Waarom dit onderwerp?
„Dramatisch gezien is het interessant dat tijdens het Twaalfjarig Bestand de strijd met de externe vijand werd verruild voor een felle binnenlandse twist. Ik wilde deze periode graag een plek geven binnen de bredere geschiedenis van de opkomst en ondergang van prins Maurits en Johan van Oldenbarnevelt. Hoe onderging een land dat ontstond door een opstand de relatieve rust van een wapenstilstand? De gebeurtenissen tijdens het bestand zeggen ook veel over de Nederlandse cultuur. We hebben weliswaar het ‘polderen’ tot kunst verheven, maar we kennen in onze kerkelijke geschiedenis niet veel anders dan twisten en afsplitsingen.”
Is deze materie niet veel te complex voor een toneelstuk?
„Voor een film zou dat opgaan, maar theater is bij uitstek tekstkunst. Het is heel goed mogelijk om daarmee een lastig onder- werp voor een breed publiek uit te leggen. Ik heb geprobeerd het verhaal zo toegankelijk en helder mogelijk te vertellen. Tegelijk ben ik behoorlijk trouw gebleven aan de historische gebeurtenissen en omstandigheden, al heb ik me hier en daar wel dichterlijke vrijheden veroorloofd.”
Welk beeld van de Bestandstwisten geeft u de toeschouwer mee?
„Ik wil het de kijkers niet te gemakkelijk maken door voor de ene of voor de andere partij te kiezen. Zij moeten zelf oordelen. Het zou mooi zijn als ze dan voor beide kampen begrip kunnen opbrengen, dat ze kunnen meevoelen in het conflict. Ik wilde de zaken daarom niet te simpel voorstellen. Gaandeweg het stuk wordt wel duidelijk dat we het dogmatische verschil over de uitverkiezing niet als een kleinigheid moeten afdoen. Voor Maurits was het standpunt van de contraremonstranten belangrijk genoeg om het serieus te nemen. Overigens vermoed ik wel dat Oldenbarneveldt op iets meer sympathie van de kijker kan rekenen. Hij opereert wat argelozer dan de meer afgunstige Maurits.”
Wat zegt dit volgens u over hedendaagse godsdienstoorlogen?

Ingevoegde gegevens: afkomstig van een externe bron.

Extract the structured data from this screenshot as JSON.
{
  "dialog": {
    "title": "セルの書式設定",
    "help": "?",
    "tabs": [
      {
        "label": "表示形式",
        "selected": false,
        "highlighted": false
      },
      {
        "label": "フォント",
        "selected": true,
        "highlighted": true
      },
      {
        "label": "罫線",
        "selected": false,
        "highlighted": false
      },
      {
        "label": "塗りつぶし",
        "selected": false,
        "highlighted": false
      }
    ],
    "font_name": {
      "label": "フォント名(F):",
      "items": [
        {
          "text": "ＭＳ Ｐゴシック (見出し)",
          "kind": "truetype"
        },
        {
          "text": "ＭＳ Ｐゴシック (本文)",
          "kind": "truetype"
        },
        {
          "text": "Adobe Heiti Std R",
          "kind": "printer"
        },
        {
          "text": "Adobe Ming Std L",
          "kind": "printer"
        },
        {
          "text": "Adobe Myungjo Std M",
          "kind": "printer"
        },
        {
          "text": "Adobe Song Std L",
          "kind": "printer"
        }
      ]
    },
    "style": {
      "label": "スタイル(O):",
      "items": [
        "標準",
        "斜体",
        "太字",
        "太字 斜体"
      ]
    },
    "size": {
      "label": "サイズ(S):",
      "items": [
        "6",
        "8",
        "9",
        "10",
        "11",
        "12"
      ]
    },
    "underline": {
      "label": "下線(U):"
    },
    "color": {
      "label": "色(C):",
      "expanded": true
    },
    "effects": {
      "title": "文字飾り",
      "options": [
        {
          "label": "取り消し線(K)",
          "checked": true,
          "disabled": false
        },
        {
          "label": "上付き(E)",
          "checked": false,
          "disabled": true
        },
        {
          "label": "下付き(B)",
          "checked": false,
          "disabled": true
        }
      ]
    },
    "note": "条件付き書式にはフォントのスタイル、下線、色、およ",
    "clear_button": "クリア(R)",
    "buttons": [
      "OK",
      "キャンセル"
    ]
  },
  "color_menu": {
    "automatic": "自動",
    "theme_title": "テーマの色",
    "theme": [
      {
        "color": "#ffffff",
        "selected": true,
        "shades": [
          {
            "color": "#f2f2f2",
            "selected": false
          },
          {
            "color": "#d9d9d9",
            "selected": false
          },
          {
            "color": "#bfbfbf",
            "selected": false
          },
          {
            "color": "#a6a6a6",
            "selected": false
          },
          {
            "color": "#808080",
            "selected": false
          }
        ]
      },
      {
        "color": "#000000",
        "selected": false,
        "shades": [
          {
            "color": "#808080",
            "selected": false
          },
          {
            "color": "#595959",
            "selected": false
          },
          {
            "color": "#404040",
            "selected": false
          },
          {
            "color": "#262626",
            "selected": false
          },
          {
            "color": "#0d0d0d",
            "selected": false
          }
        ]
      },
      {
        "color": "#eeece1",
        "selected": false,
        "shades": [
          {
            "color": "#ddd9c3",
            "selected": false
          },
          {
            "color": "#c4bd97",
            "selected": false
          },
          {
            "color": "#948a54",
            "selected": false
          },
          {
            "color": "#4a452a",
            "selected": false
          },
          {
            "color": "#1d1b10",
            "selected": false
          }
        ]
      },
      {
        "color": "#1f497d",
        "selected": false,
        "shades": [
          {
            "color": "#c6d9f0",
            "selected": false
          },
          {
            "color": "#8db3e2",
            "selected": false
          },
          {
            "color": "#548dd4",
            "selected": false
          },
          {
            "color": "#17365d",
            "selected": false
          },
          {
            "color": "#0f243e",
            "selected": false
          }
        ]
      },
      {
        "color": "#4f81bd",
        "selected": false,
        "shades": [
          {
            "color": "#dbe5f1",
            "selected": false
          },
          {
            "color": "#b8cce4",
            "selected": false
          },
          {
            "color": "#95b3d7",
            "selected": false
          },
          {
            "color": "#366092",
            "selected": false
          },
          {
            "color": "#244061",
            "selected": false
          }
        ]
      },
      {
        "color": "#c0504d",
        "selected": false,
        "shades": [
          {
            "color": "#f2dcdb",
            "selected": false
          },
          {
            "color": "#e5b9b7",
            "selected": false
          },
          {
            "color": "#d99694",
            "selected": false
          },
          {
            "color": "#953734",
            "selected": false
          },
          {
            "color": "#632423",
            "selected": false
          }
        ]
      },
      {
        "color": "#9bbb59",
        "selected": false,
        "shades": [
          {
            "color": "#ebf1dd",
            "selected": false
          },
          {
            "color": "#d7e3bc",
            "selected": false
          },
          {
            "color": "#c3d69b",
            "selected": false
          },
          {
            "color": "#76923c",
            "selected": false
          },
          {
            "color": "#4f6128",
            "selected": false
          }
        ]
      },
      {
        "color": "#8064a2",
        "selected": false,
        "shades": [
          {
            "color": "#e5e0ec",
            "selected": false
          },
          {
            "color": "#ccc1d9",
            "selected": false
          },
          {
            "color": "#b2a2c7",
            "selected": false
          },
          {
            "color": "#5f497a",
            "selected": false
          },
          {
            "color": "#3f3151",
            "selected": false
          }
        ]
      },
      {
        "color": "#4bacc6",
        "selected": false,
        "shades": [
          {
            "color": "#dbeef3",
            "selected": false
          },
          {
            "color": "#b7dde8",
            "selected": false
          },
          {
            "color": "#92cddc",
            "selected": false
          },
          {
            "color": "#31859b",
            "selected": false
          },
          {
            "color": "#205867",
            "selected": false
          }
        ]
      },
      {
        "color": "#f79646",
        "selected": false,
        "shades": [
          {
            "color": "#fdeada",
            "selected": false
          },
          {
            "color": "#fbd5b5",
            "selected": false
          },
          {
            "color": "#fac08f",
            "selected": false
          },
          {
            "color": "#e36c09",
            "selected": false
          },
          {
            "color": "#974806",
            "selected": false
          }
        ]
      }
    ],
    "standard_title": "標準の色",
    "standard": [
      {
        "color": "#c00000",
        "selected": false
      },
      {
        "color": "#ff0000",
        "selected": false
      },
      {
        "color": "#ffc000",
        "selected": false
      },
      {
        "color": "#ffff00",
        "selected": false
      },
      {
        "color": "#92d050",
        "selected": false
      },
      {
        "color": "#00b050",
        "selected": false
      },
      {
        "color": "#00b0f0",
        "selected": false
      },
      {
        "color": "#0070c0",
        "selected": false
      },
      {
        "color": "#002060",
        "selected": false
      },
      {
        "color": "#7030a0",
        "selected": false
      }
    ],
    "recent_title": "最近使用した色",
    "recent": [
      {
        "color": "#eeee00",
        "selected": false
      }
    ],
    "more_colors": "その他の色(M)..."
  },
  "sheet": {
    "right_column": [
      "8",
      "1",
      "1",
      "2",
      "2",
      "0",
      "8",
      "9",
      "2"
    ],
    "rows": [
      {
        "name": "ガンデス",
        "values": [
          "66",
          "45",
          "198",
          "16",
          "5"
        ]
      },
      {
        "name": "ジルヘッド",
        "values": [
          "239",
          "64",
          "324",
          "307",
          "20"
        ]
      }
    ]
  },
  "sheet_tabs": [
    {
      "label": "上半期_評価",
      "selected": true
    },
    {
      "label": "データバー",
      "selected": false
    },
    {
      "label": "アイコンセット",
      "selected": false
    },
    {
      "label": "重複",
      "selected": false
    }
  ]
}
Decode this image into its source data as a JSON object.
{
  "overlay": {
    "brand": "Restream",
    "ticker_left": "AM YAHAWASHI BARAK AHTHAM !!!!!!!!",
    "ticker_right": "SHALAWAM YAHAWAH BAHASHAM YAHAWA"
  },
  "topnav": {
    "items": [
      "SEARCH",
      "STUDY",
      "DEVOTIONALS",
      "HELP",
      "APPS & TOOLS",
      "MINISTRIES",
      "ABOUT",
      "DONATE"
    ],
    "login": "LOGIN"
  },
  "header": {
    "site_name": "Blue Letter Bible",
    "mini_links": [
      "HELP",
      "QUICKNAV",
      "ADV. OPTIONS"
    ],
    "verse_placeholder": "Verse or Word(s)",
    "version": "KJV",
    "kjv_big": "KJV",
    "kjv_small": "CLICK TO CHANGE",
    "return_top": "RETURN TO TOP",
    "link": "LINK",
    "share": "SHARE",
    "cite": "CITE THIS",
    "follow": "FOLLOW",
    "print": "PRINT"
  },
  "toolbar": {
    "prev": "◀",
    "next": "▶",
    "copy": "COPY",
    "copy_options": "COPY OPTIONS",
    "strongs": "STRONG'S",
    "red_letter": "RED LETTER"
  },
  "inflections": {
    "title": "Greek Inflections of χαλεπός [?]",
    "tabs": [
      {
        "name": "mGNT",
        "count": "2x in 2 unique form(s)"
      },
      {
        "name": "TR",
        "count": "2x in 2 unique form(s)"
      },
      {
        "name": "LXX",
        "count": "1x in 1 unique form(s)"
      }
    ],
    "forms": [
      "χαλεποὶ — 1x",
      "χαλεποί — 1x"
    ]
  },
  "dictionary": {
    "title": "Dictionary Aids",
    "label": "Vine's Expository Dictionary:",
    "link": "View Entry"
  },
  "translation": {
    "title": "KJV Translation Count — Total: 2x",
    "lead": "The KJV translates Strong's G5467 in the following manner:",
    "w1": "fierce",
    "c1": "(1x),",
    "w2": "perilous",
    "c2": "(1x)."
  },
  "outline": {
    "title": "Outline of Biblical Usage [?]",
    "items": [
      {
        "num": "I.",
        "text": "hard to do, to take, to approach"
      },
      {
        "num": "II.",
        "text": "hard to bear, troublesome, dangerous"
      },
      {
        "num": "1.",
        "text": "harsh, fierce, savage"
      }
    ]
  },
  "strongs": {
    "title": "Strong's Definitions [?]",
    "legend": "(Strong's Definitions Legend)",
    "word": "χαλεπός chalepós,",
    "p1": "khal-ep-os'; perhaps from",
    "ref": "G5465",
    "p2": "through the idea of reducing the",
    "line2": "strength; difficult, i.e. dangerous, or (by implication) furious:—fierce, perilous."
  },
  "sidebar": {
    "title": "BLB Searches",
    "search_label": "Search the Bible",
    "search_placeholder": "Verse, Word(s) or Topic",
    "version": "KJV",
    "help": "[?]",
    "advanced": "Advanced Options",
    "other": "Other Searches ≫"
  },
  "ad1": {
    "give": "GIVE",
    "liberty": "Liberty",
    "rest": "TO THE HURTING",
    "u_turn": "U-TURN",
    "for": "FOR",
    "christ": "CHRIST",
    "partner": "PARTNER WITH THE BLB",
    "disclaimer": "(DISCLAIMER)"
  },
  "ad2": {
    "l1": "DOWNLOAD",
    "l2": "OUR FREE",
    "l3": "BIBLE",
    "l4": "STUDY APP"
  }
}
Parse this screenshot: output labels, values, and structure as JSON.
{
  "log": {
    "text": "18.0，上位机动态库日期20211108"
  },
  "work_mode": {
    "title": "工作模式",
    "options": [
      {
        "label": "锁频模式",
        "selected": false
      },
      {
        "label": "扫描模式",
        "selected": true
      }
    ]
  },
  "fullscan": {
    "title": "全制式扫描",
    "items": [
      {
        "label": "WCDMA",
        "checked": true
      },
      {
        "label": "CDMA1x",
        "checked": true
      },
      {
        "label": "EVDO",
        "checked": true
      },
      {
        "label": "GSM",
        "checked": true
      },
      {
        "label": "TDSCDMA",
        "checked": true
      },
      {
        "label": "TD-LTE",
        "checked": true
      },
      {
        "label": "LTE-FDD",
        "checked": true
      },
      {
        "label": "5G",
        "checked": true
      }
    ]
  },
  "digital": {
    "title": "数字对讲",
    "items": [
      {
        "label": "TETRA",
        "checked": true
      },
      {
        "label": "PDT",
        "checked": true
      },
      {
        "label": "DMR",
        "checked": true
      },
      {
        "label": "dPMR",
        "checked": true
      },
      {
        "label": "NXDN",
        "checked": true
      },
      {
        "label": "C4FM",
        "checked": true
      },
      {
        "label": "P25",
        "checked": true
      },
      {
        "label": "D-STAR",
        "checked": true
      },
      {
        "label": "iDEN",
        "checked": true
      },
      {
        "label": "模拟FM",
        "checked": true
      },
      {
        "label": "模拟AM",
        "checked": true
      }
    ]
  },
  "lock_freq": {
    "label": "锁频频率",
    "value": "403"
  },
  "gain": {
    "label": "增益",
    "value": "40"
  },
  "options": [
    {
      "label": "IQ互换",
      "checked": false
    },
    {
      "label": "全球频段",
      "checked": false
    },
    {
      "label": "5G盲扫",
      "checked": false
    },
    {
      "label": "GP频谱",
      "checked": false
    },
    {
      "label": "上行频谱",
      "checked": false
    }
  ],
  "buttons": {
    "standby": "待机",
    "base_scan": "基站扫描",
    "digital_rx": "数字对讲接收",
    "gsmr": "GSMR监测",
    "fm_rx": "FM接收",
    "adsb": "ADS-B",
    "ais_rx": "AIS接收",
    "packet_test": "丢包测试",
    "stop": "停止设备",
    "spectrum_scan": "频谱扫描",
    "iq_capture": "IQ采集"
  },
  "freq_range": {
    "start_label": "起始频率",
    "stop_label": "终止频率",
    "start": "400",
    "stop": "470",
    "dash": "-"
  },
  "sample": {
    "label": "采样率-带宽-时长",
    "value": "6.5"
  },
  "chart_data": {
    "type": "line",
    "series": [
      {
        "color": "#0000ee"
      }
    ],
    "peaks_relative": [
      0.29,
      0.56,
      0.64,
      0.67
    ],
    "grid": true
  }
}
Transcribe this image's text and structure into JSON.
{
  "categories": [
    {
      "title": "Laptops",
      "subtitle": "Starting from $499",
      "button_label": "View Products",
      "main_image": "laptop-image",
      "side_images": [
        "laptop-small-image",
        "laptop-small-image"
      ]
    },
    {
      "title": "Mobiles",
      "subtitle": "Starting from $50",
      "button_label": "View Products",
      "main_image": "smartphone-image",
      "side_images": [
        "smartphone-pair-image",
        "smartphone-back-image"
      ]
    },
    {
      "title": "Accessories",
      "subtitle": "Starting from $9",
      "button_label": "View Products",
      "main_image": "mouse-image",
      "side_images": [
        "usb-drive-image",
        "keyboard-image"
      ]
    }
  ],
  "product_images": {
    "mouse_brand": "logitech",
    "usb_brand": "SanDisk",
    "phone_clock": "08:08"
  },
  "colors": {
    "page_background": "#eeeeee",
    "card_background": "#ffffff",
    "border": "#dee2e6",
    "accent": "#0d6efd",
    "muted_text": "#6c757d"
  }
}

„Ik zie een patroon dat lijkt op de gebeurtenissen tijdens het Twaalfjarige Bestand. Juist toen de strijd met Spanje tijdelijk werd beëindigd, laaide in de Nederlanden het theologische conflict over de uitverkiezing op. Je ziet iets vergelijkbaars vaker gebeuren, bijvoorbeeld bij de soennieten en sjiieten in Irak, of na de Arabische lente in 2010. Als de externe vijand wegvalt, komen interne tegenstellingen tot uitbarsting.”